Недаром он не признавал его за своего сына. «В Есенинской породе никогда не было черненьких», — всегда повторял он при свиданиях со мною. Он часто бывал у тебя. Скажи: вспоминал ли он обо мне?
— Всегда. Он часами глядел на твой портрет. Особенно ты нравилась ему в роли «Ксюши», в пьесе Островского «Лес». — Какие у нее печальные глаза, — повторял он всякий раз, глядя на твой портрет, — таких глаз не бывает у заурядных женщин, такие глаза бывают только у переживших великие потрясения или у тех, которые знают о своем трагическом конце.
— Он так и говорил: «О своем трагическом конце?»
— Не переводи разговора в эту плоскость, или я сейчас же встану и уйду.
— Хорошо... хорошо... Скажи, что еще он говорил обо мне?
— Он говорил, что никого не любил так, как любил тебя.
— Ты сочиняешь.
— Клянусь тебе. Если бы не собутыльники-имаженисты, он никогда бы не оттолкнул тебя. Разойдясь с тобой, он покатился по наклонной плоскости. До тебя и с тобой в его жизни была осмысленность, после тебя — надрыв, болезненность, авантюра. Помнишь, как вы приходили к нам в гости в гостиницу «Националь».
— Тогда ты любила Вениамина Левина. И он тебя любил. Ваша сказка тоже была кратковременной.
— Ах, моя дорогая, всё красивое в жизни — недолговечно.
— Не всегда. Мой роман с Мейерхольдом продолжался почти 20 лет... И прерван он не по нашей вине.
Прислуга приготовила обед. Но и во время обеда подруги больше говорили, чем ели. Потом пили чай. Прислуга куда-то ушла и долго не появлялась.
— Мне нужно ехать, — сказала Зинаида Вениаминовна, — Родион должен сегодня вернуться из командировки, а тебе завтра надо рано встать, так что ложись пораньше, чтобы получше отдохнуть.
— Высплюсь в могиле... Может быть это последняя моя встреча с тобой.
— Опять? — строго спросил подруга и скользнула взглядом по письменному столу. На нем лежал целый ворох нераспечатанных писем.

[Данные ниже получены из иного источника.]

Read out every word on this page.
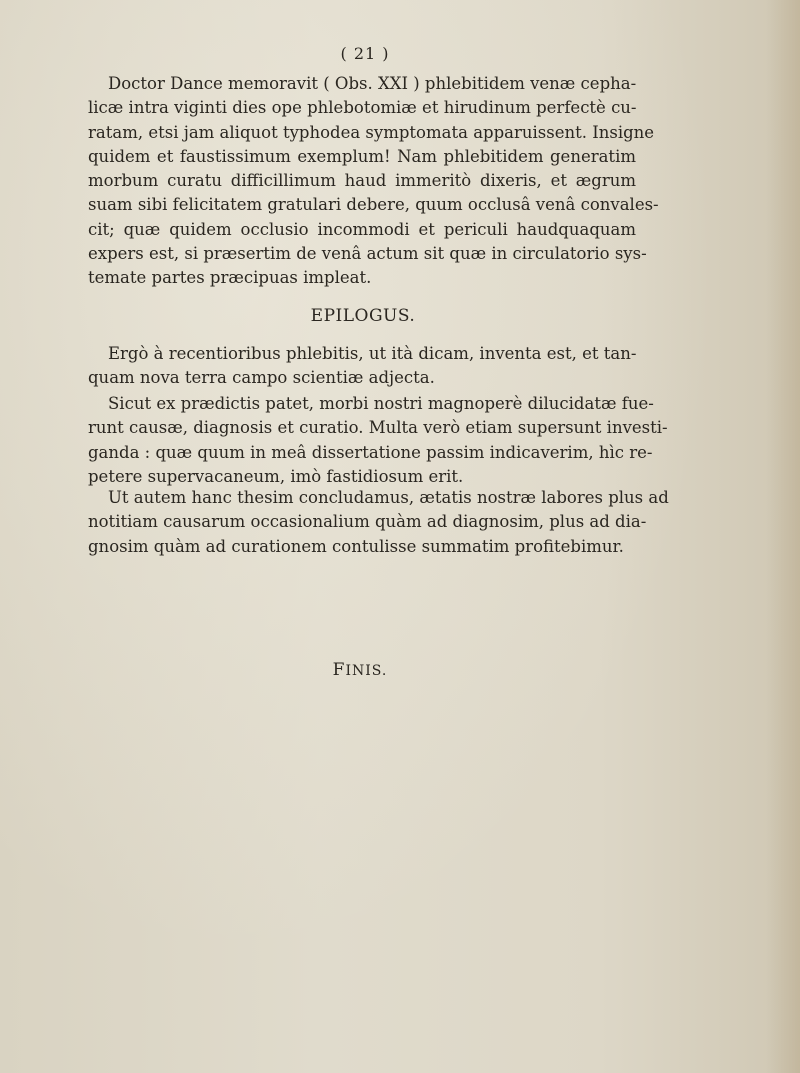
( 21 )
Doctor Dance memoravit ( Obs. XXI ) phlebitidem venæ cepha-
licæ intra viginti dies ope phlebotomiæ et hirudinum perfectè cu-
ratam, etsi jam aliquot typhodea symptomata apparuissent. Insigne
quidem et faustissimum exemplum! Nam phlebitidem generatim
morbum curatu difficillimum haud immeritò dixeris, et ægrum
suam sibi felicitatem gratulari debere, quum occlusâ venâ convales-
cit; quæ quidem occlusio incommodi et periculi haudquaquam
expers est, si præsertim de venâ actum sit quæ in circulatorio sys-
temate partes præcipuas impleat.
EPILOGUS.
Ergò à recentioribus phlebitis, ut ità dicam, inventa est, et tan-
quam nova terra campo scientiæ adjecta.
Sicut ex prædictis patet, morbi nostri magnoperè dilucidatæ fue-
runt causæ, diagnosis et curatio. Multa verò etiam supersunt investi-
ganda : quæ quum in meâ dissertatione passim indicaverim, hìc re-
petere supervacaneum, imò fastidiosum erit.
Ut autem hanc thesim concludamus, ætatis nostræ labores plus ad
notitiam causarum occasionalium quàm ad diagnosim, plus ad dia-
gnosim quàm ad curationem contulisse summatim profitebimur.
FINIS.
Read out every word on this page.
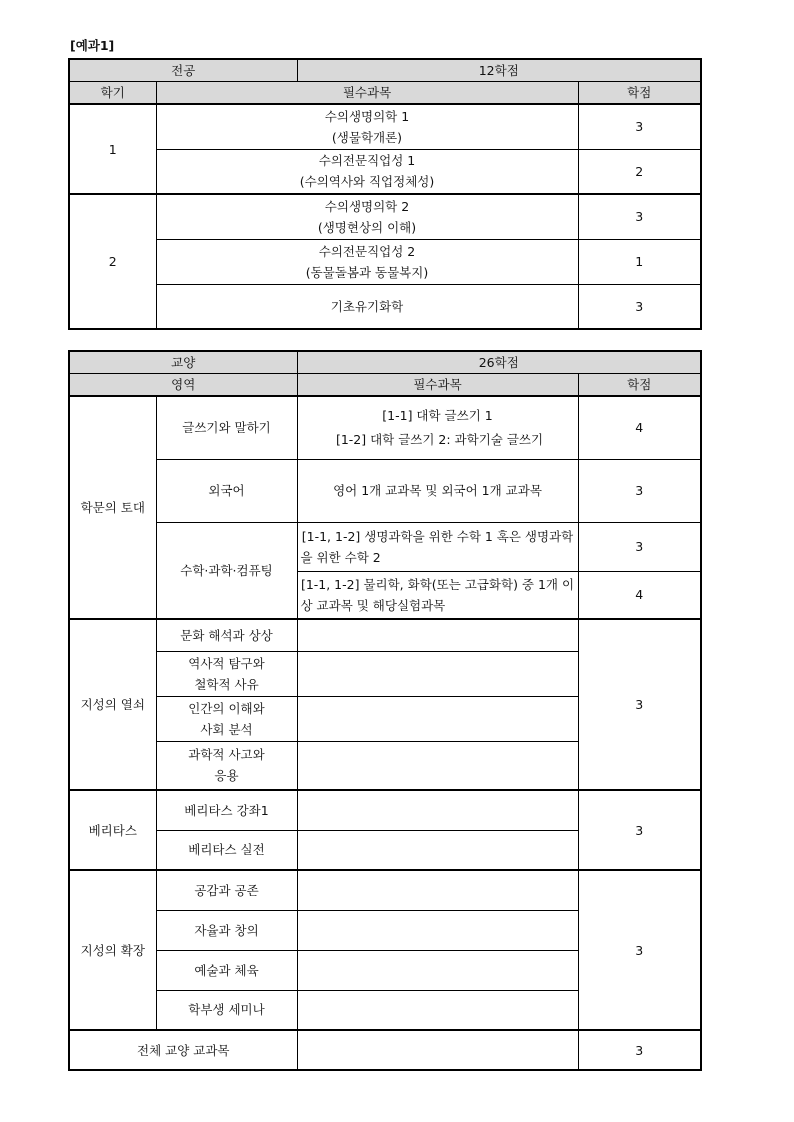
[예과1]
전공		12학점	
학기	필수과목		학점
1	수의생명의학 1
(생물학개론)		3

	수의전문직업성 1
(수의역사와 직업정체성)		2
2	수의생명의학 2
(생명현상의 이해)		3

	수의전문직업성 2
(동물돌봄과 동물복지)		1

	기초유기화학		3
교양		26학점	
영역		필수과목	학점
학문의 토대	글쓰기와 말하기	[1-1] 대학 글쓰기 1
[1-2] 대학 글쓰기 2: 과학기술 글쓰기	4
	외국어	영어 1개 교과목 및 외국어 1개 교과목	3
	수학·과학·컴퓨팅	[1-1, 1-2] 생명과학을 위한 수학 1 혹은 생명과학을 위한 수학 2	3
		[1-1, 1-2] 물리학, 화학(또는 고급화학) 중 1개 이상 교과목 및 해당실험과목	4
지성의 열쇠	문화 해석과 상상		3

	역사적 탐구와
철학적 사유		

	인간의 이해와
사회 분석		

	과학적 사고와
응용		

베리타스	베리타스 강좌1		3
	베리타스 실전		
지성의 확장	공감과 공존		3
	자율과 창의		
	예술과 체육		
	학부생 세미나		
전체 교양 교과목			3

— Давно ли ты перестала интересоваться письмами, адресованными тебе?
— Мне? Где? Какие письма?
— А это?
— Не обратила внимания.
— Почерк детский. Письмо без марки.
— Вскрой, Зиночка, и прочти вслух.
Письмо было написано чернильным карандашом. Как видно тот, кто его писал, плакал.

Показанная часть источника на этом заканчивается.